Observando a namorada caminhar até Davi Guerra, Miguel tentava conter a vontade de segui-la. Só não o fazia por respeitar a vontade da Almeida, que pedira para falar a sós com o amigo... A quem queria enganar? Só não ouvia de perto aquela conversa de reconciliação porque temia dar uma nova surra no cão abusado que Sophia persistia em querer manter como amigo. No entanto seus olhos não desgrudariam dele e se tentasse alguma gracinha... Sophia podia reclamar o quanto quisesse, mas quebraria Davi ao meio.

– Pelo jeito a Sophia decidiu te trocar pelo Davi. – Ouviu alguém declarar a suas costas.
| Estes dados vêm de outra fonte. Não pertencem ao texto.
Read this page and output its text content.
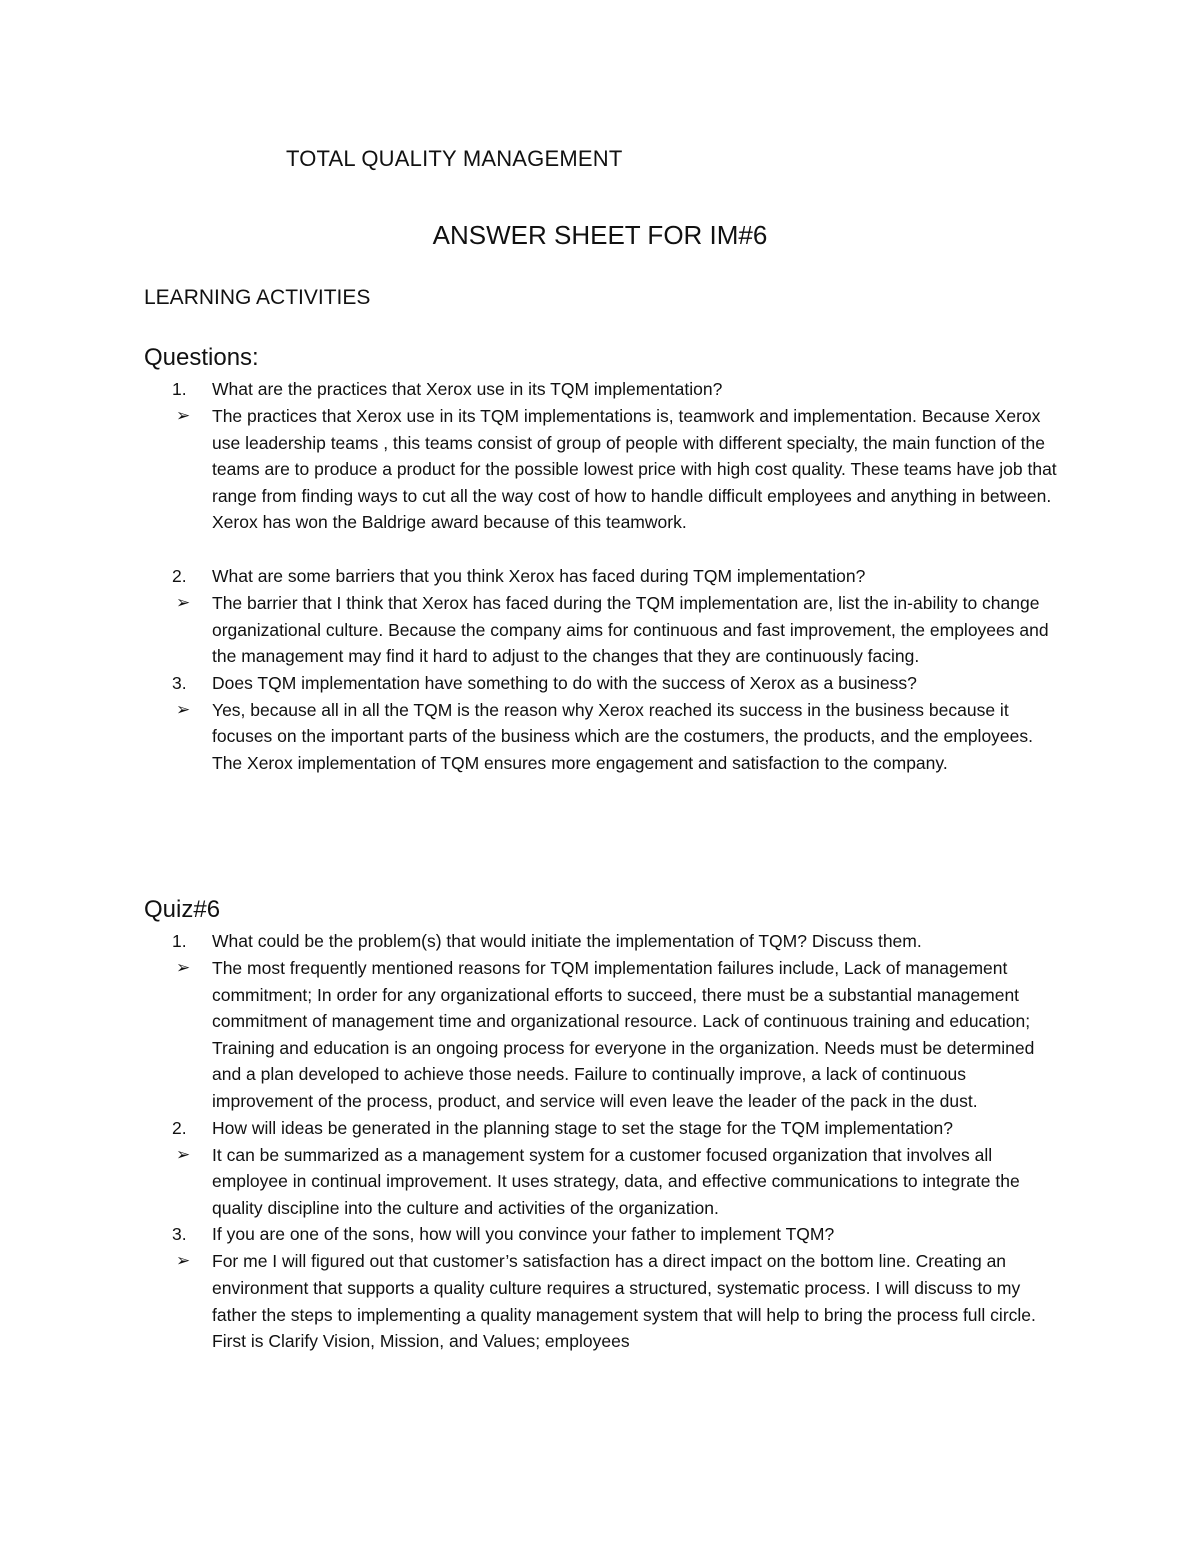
TOTAL QUALITY MANAGEMENT
ANSWER SHEET FOR IM#6
LEARNING ACTIVITIES
Questions:
1. What are the practices that Xerox use in its TQM implementation?
➢ The practices that Xerox use in its TQM implementations is, teamwork and implementation. Because Xerox use leadership teams , this teams consist of group of people with different specialty, the main function of the teams are to produce a product for the possible lowest price with high cost quality. These teams have job that range from finding ways to cut all the way cost of how to handle difficult employees and anything in between. Xerox has won the Baldrige award because of this teamwork.
2. What are some barriers that you think Xerox has faced during TQM implementation?
➢ The barrier that I think that Xerox has faced during the TQM implementation are, list the in-ability to change organizational culture. Because the company aims for continuous and fast improvement, the employees and the management may find it hard to adjust to the changes that they are continuously facing.
3. Does TQM implementation have something to do with the success of Xerox as a business?
➢ Yes, because all in all the TQM is the reason why Xerox reached its success in the business because it focuses on the important parts of the business which are the costumers, the products, and the employees. The Xerox implementation of TQM ensures more engagement and satisfaction to the company.
Quiz#6
1. What could be the problem(s) that would initiate the implementation of TQM? Discuss them.
➢ The most frequently mentioned reasons for TQM implementation failures include, Lack of management commitment; In order for any organizational efforts to succeed, there must be a substantial management commitment of management time and organizational resource. Lack of continuous training and education; Training and education is an ongoing process for everyone in the organization. Needs must be determined and a plan developed to achieve those needs. Failure to continually improve, a lack of continuous improvement of the process, product, and service will even leave the leader of the pack in the dust.
2. How will ideas be generated in the planning stage to set the stage for the TQM implementation?
➢ It can be summarized as a management system for a customer focused organization that involves all employee in continual improvement. It uses strategy, data, and effective communications to integrate the quality discipline into the culture and activities of the organization.
3. If you are one of the sons, how will you convince your father to implement TQM?
➢ For me I will figured out that customer’s satisfaction has a direct impact on the bottom line. Creating an environment that supports a quality culture requires a structured, systematic process. I will discuss to my father the steps to implementing a quality management system that will help to bring the process full circle. First is Clarify Vision, Mission, and Values; employees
Voltou-se pra trás e encarou Leona com irritação. – Também, depois daquele beijaço que eles deram...

Com o cenho franzido e sem entender a parte do "beijaço", Miguel retornou os olhos para onde Sophia estava juntamente com Davi, um sentimento ruim se formando em seu peito quando os viu abraçados.

– É. Parece que a santinha do pau oco prefere os beijos do cãozinho Guerra – provocou a ruiva se postando ao lado do Rodrigues, as unhas vermelhas trilhando o perfil do moreno que a encarou com os olhos semicerrados. – Você só foi um passatempo, um meio pra ela descobrir os prazeres da carne.

Com um gesto brusco, Miguel afastou a mão da ruiva de sua face.

– Se vai mentir, pelo menos se informe melhor – retrucou o Rodrigues fazendo alusão ao fato de que Sophia não o usou pra sexo como a ruiva insinuara. Quanto ao beijo... Apertou os punhos para segurar a vontade de ir até a namorada e perguntar se era verdade. O que não foi preciso porque, quando voltou a olhar para onde ela estava, Sophia andava em sua direção com o Guerra-cão-dos-infernos do lado.

– Oh! Queridos, estávamos falando de vocês. – Se adiantou Leona com um sorriso venenoso. – Ou melhor, do beijo que vocês trocaram há uns dias atrás.

Havia um modo infalível para notar quando Sophia tinha culpa ou vergonha de algo, ela corava, desviava o olhar e batia os dedos um contra o outro. Naquele momento, ao olha-la em busca de "É mentira", Miguel viu a morena fazer tudo isso com intensidade. Pensou até na possibilidade dela desmaiar, o que ele encararia como uma tentativa de fugir do assunto.

– A verdade é que eu beijei a Hina a força – Davi declarou corrigindo a ruiva, ciente do que a mesma pretendia fazer. – Beijo que a Sophia não correspondeu.

– Miguel! – Sophia gritou após o soco que o namorado deu em seu amigo que caiu. – Puxa Miguel! Ele ainda tá machucado – queixou-se antes de tentar se abaixar para ajudar o amigo, sendo impedida por um braço que a enlaçou pela cintura. – Ele cometeu um erro, mas já se desculpou.

– Essa é a minha maneira de perdoar o safado que se atreve a beijar a minha namorada. – Miguel forçou um sorriso para Davi, que já estava de pé a sua frente. – Agora está perdoado e pode seguir sua vida... Bem longe da minha namorada.

– Davi já entendeu que o vejo como um irmão – Sophia se pronunciou disposta a fazê-lo entender que não se afastaria do amigo.

– Pois deveria começar a rever essa sua família incestuosa – resmungou ao lembrar-se de Nathan.

– Por favor, entenda que antes de aceitar ser sua namorada Davi já era meu amigo, meu melhor amigo.

Miguel olhou para os olhos suplicantes da namorada, depois para os de Guerra, que massageava a mandíbula, depois para a pequena plateia que se formara, com certeza sedenta por sangue, e de volta para os olhos de Sophia. Aquela garota era sua perdição.

– Certo! – disse por fim conseguindo um sorriso da namorada. – Mas nada de abraços, mãos unidas, beijo - mesmo que seja no rosto - está proibido, e não quero que fique sozinha com esse cão sarnento...

– Miguel!

Ignorando a reprimenda da Almeida, Miguel continuou:

– E, se por algum motivo, esse cachorro vira-latas fazer uma dessas coisas vou perdoa-lo a minha maneira.

Sophia suspirou fundo ao se dar conta que aquela decisão com regras bobas seria o mais civilizado que conseguiria do namorado.

– Também ficarei de olho em você, Rodrigues. – Davi resolveu dizer com raiva, tanto pelas imposições de Miguel quanto por perder Sophia para aquele verme. — E se magoar a Soph, juro que arrebento a sua cara feia.

– Davi!

Os dois se encaram com ódio e Sophia, consternada, percebeu que o significado de civilidade era ignorado por ambos.